0:05
So there are a variety of ways that you can interface between R, R,
wi, with the outside world.
And generally speaking there are functions that, that are used to kind of open up
the what are called connections to the outside world.
0:21
Usually you want to, the most common type of connection is to me,
is to a file, so for example if you want to read a file then you can,
you can create a file connection, you might want to for example o,
or read a compressed file, or that's a slight variation on that.
And most functions will do this in the background without you having to
know what's going on.
So for example, when you call read.table with it and
you pass it the name of a file, what it does behind the scenes is it
opens up a file connection to that file, and then reads from that file connection.
The connection can be made to other types of objects too.
For example, you can open a connection to a webpage using the URL function.
And so, when you open a connection to a webpage,
you can read data from that webpage using the URL connection.
And so, the idea behind the connection interface is, is that it kind of,
that it abstracts out.
The mechanism for connecting to different types of objects that are external to R,
whether they be files, or webpages, or whatever.
So the file function is the function that opens a connection to
a standard uncompressed file.
So this, this can be useful for
text files, for, for reading in other types of text files.
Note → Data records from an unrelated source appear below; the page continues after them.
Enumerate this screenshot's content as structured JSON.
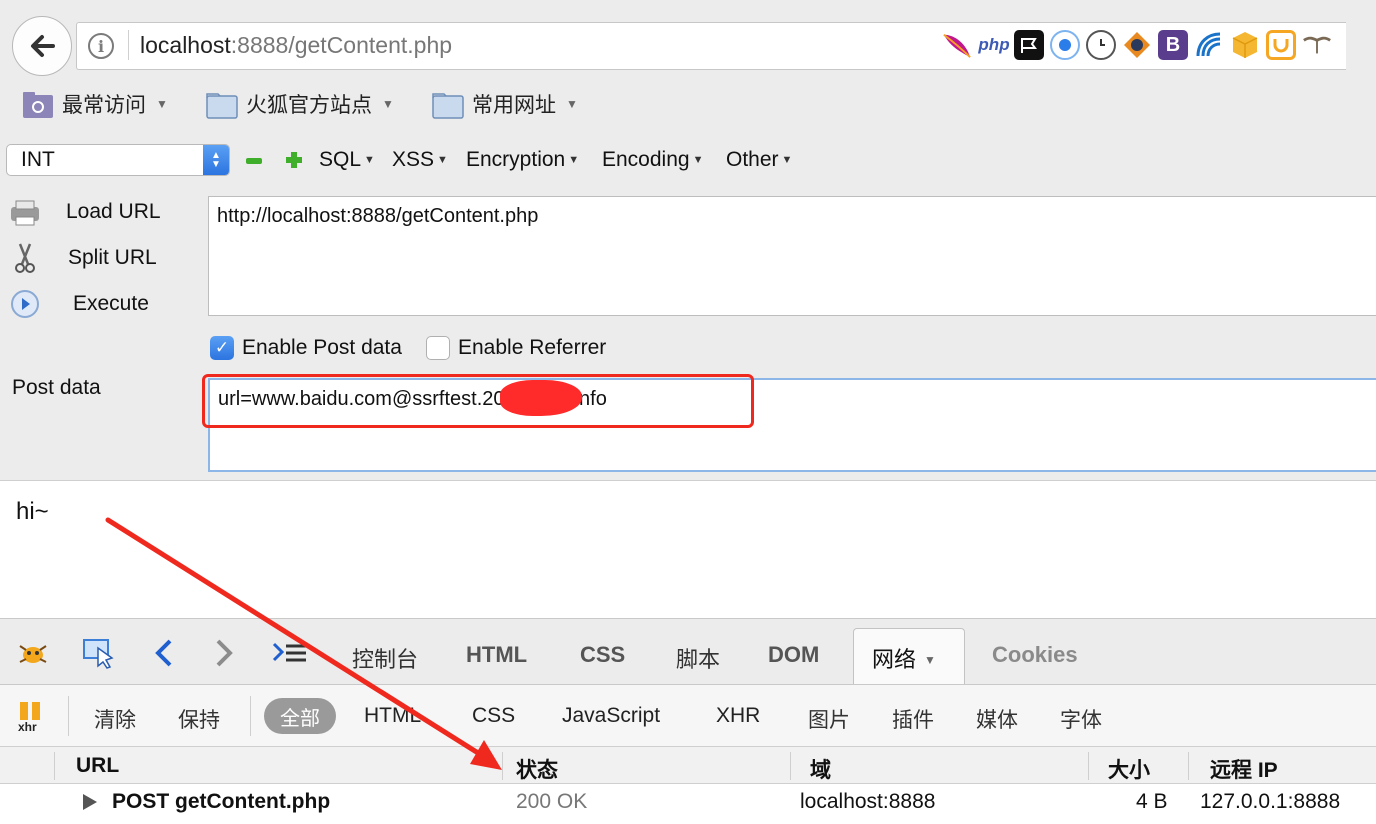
{
  "browser": {
    "url_host": "localhost",
    "url_rest": ":8888/getContent.php",
    "info_glyph": "i",
    "extensions": [
      "feather-icon",
      "php-icon",
      "flag-icon",
      "circle-icon",
      "clock-icon",
      "diamond-icon",
      "bootstrap-icon",
      "wave-icon",
      "cube-icon",
      "u-icon",
      "mustache-icon"
    ],
    "ext_php": "php",
    "ext_b": "B"
  },
  "bookmarks": {
    "items": [
      {
        "label": "最常访问"
      },
      {
        "label": "火狐官方站点"
      },
      {
        "label": "常用网址"
      }
    ]
  },
  "hackbar": {
    "select_value": "INT",
    "menus": [
      "SQL",
      "XSS",
      "Encryption",
      "Encoding",
      "Other"
    ],
    "actions": [
      "Load URL",
      "Split URL",
      "Execute"
    ],
    "url_value": "http://localhost:8888/getContent.php",
    "enable_post_label": "Enable Post data",
    "enable_post_checked": true,
    "enable_referrer_label": "Enable Referrer",
    "enable_referrer_checked": false,
    "post_label": "Post data",
    "post_value_a": "url=www.baidu.com@ssrftest.",
    "post_value_b": "20.dnslog.info"
  },
  "page": {
    "body_text": "hi~"
  },
  "firebug": {
    "tabs": [
      "控制台",
      "HTML",
      "CSS",
      "脚本",
      "DOM",
      "网络",
      "Cookies"
    ],
    "active_tab": "网络",
    "xhr_label": "xhr",
    "sub_actions": [
      "清除",
      "保持"
    ],
    "sub_filters": [
      "全部",
      "HTML",
      "CSS",
      "JavaScript",
      "XHR",
      "图片",
      "插件",
      "媒体",
      "字体"
    ],
    "columns": [
      "URL",
      "状态",
      "域",
      "大小",
      "远程 IP"
    ],
    "rows": [
      {
        "url": "POST getContent.php",
        "status": "200 OK",
        "domain": "localhost:8888",
        "size": "4 B",
        "ip": "127.0.0.1:8888"
      }
    ]
  },
  "colors": {
    "annotation_red": "#f0291f",
    "checkbox_blue": "#2c74e0"
  }
}
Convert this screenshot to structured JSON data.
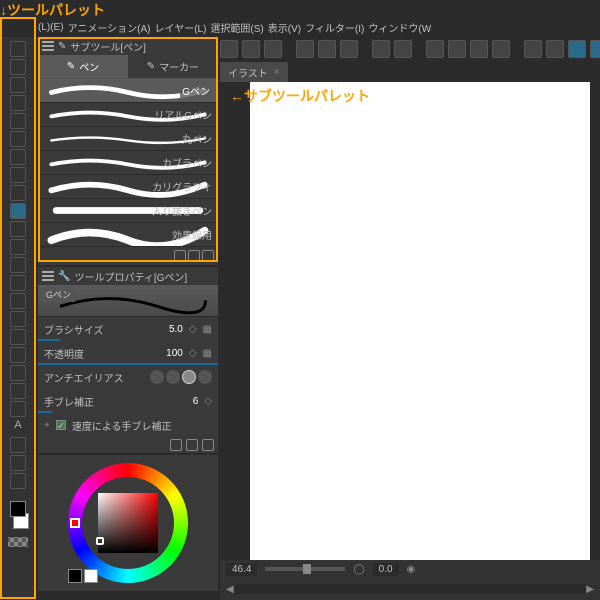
{
  "annotations": {
    "top": "↓ツールパレット",
    "side": "←サブツールパレット"
  },
  "menu": {
    "items": [
      "(L)(E)",
      "アニメーション(A)",
      "レイヤー(L)",
      "選択範囲(S)",
      "表示(V)",
      "フィルター(I)",
      "ウィンドウ(W"
    ]
  },
  "subtool": {
    "title": "サブツール[ペン]",
    "tabs": [
      {
        "label": "ペン",
        "active": true
      },
      {
        "label": "マーカー",
        "active": false
      }
    ],
    "items": [
      {
        "label": "Gペン",
        "selected": true
      },
      {
        "label": "リアルGペン",
        "selected": false
      },
      {
        "label": "丸ペン",
        "selected": false
      },
      {
        "label": "カブラペン",
        "selected": false
      },
      {
        "label": "カリグラフィ",
        "selected": false
      },
      {
        "label": "入り抜きペン",
        "selected": false
      },
      {
        "label": "効果線用",
        "selected": false
      }
    ]
  },
  "properties": {
    "title": "ツールプロパティ[Gペン]",
    "preview_label": "Gペン",
    "rows": {
      "brush_size_label": "ブラシサイズ",
      "brush_size_value": "5.0",
      "opacity_label": "不透明度",
      "opacity_value": "100",
      "antialias_label": "アンチエイリアス",
      "stabilize_label": "手ブレ補正",
      "stabilize_value": "6",
      "speed_stabilize_label": "速度による手ブレ補正"
    }
  },
  "canvas": {
    "tab_label": "イラスト",
    "close": "×"
  },
  "status": {
    "zoom": "46.4",
    "rotation": "0.0"
  },
  "colors": {
    "accent": "#ffa500",
    "bg": "#2b2b2b",
    "panel": "#3a3a3a"
  }
}
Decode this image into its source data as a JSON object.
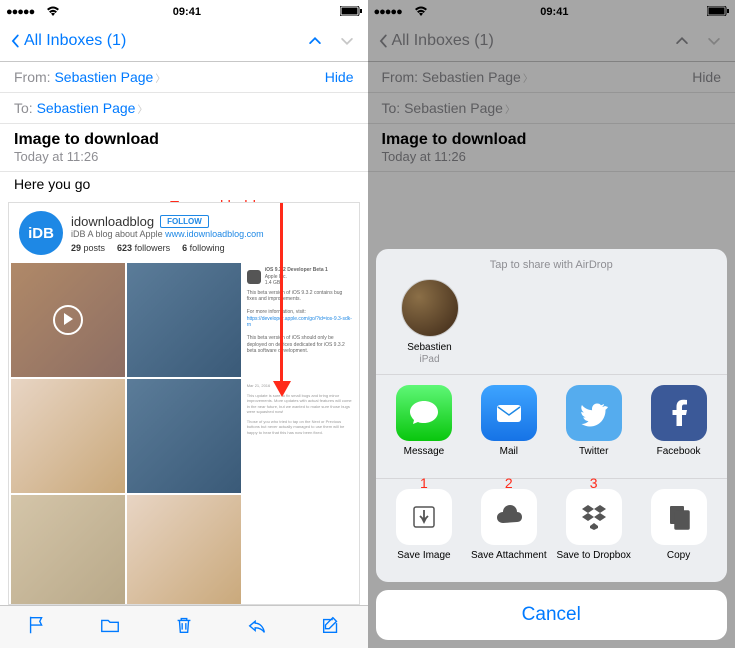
{
  "status": {
    "carrier": "●●●●●",
    "wifi": "wifi",
    "time": "09:41",
    "battery": "battery"
  },
  "nav": {
    "back_label": "All Inboxes (1)"
  },
  "mail": {
    "from_label": "From:",
    "to_label": "To:",
    "sender": "Sebastien Page",
    "recipient": "Sebastien Page",
    "hide": "Hide",
    "subject": "Image to download",
    "date": "Today at 11:26",
    "body": "Here you go"
  },
  "annotation": {
    "tap_hold": "Tap and hold",
    "n1": "1",
    "n2": "2",
    "n3": "3"
  },
  "embedded": {
    "handle": "idownloadblog",
    "follow": "FOLLOW",
    "logo": "iDB",
    "desc_prefix": "iDB A blog about Apple",
    "desc_link": "www.idownloadblog.com",
    "posts_n": "29",
    "posts_l": "posts",
    "foll_n": "623",
    "foll_l": "followers",
    "fol_n": "6",
    "fol_l": "following",
    "art_title": "iOS 9.3.2 Developer Beta 1",
    "art_sub": "Apple Inc.",
    "art_size": "1.4 GB",
    "art_p1": "This beta version of iOS 9.3.2 contains bug fixes and improvements.",
    "art_p2": "For more information, visit:",
    "art_link": "https://developer.apple.com/go/?id=ios-9.3-sdk-rn",
    "art_p3": "This beta version of iOS should only be deployed on devices dedicated for iOS 9.3.2 beta software development."
  },
  "share": {
    "airdrop_title": "Tap to share with AirDrop",
    "contact_name": "Sebastien",
    "contact_device": "iPad",
    "apps": [
      {
        "label": "Message"
      },
      {
        "label": "Mail"
      },
      {
        "label": "Twitter"
      },
      {
        "label": "Facebook"
      }
    ],
    "actions": [
      {
        "label": "Save Image"
      },
      {
        "label": "Save Attachment"
      },
      {
        "label": "Save to Dropbox"
      },
      {
        "label": "Copy"
      }
    ],
    "cancel": "Cancel"
  }
}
Gzfile and bzfile, are used for opening connections to compressed data files.
So gz file i, are, is used for files that are compressed with the gzip algorithm and
bz files used for, is for
opening connections to files compressed with the bzip2 algorithm.
Files that are compressed with gzip usually have a gz extension and
files compressed with bzip2 usually have a bz2 extension.
1:55
So the file function here has a few arguments,
the description argument is the name of the file and there's a flag that's called,
that goes to the open argument and you have to know what the codes are, but
basically r is for reading, w is for writing, a is for appending, and then rb,
wb and ab are for reading, writing, and appending on binary files.
The other options for file are not particularly important at this time.
2:17
So, connections can be very powerful and they can let you navigate files and
other external objects in a more sophisticated way than just,
like, reading the whole thing, for example.
2:27
And generally you don't have to deal with the connect interface in many cases, but
sometimes it's useful.
So for example, so here I've got a simple example or opening a fi, a file
connection to some file called foo.text, I'm going to open it for reading.
I can call read.csv on the connection, and
that by default will just read the entire file then I can close the connection.
So that three line process is the same as just calling read.csv on the file.
So in this case there was no need to use the connection to read the file.
However, sometimes a connection can be useful if you want to read parts of
a file.
So for example,
here I've got the readLines function which just reads lines from a text file.
And I'm going to open up this words.gz file.
So, this is a file that has words in it for it's like a dictionary file.
And it's compressed using the gz, the gzip algorithm.
So I'm going to be using the gz file function to open a connection to that.
And I'm just going to read the first ten lines.
So now I'm going to re,
use this connection, and to read the first ten lines.
And here, the first ten lines are printed out here
3:28
as you can see these are the first top ten words in the file.
And similarly, write lines is a,
is a function that can be used to write out lines of text to a file.
And each, and what you do is pass write lines of character vector and
each element of the character vector becomes a line in the text file.
3:46
You can also use readLines to read elements from a web page, so for example,
you can use the URL function to create a connection to a website, so
this website here is the Johns Hopkins School of Public Health website.
And I'm going to open the connection there for
reading, and then I'm going to read lines from this connection.
4:05
And so and I'm, and then and so the lines of text that come
from the connection are going to be stored in this character vector x.
So when I look at the first couple of lines from x you can
see that it looks like HTML which is kind of what you would expect.
And so the URL function is useful for
creating a connection to a kind of a non file object.
and then using read.lines is useful to read the text from that connection.
So this is another way to read data beyond using functions like
read.table or read.csv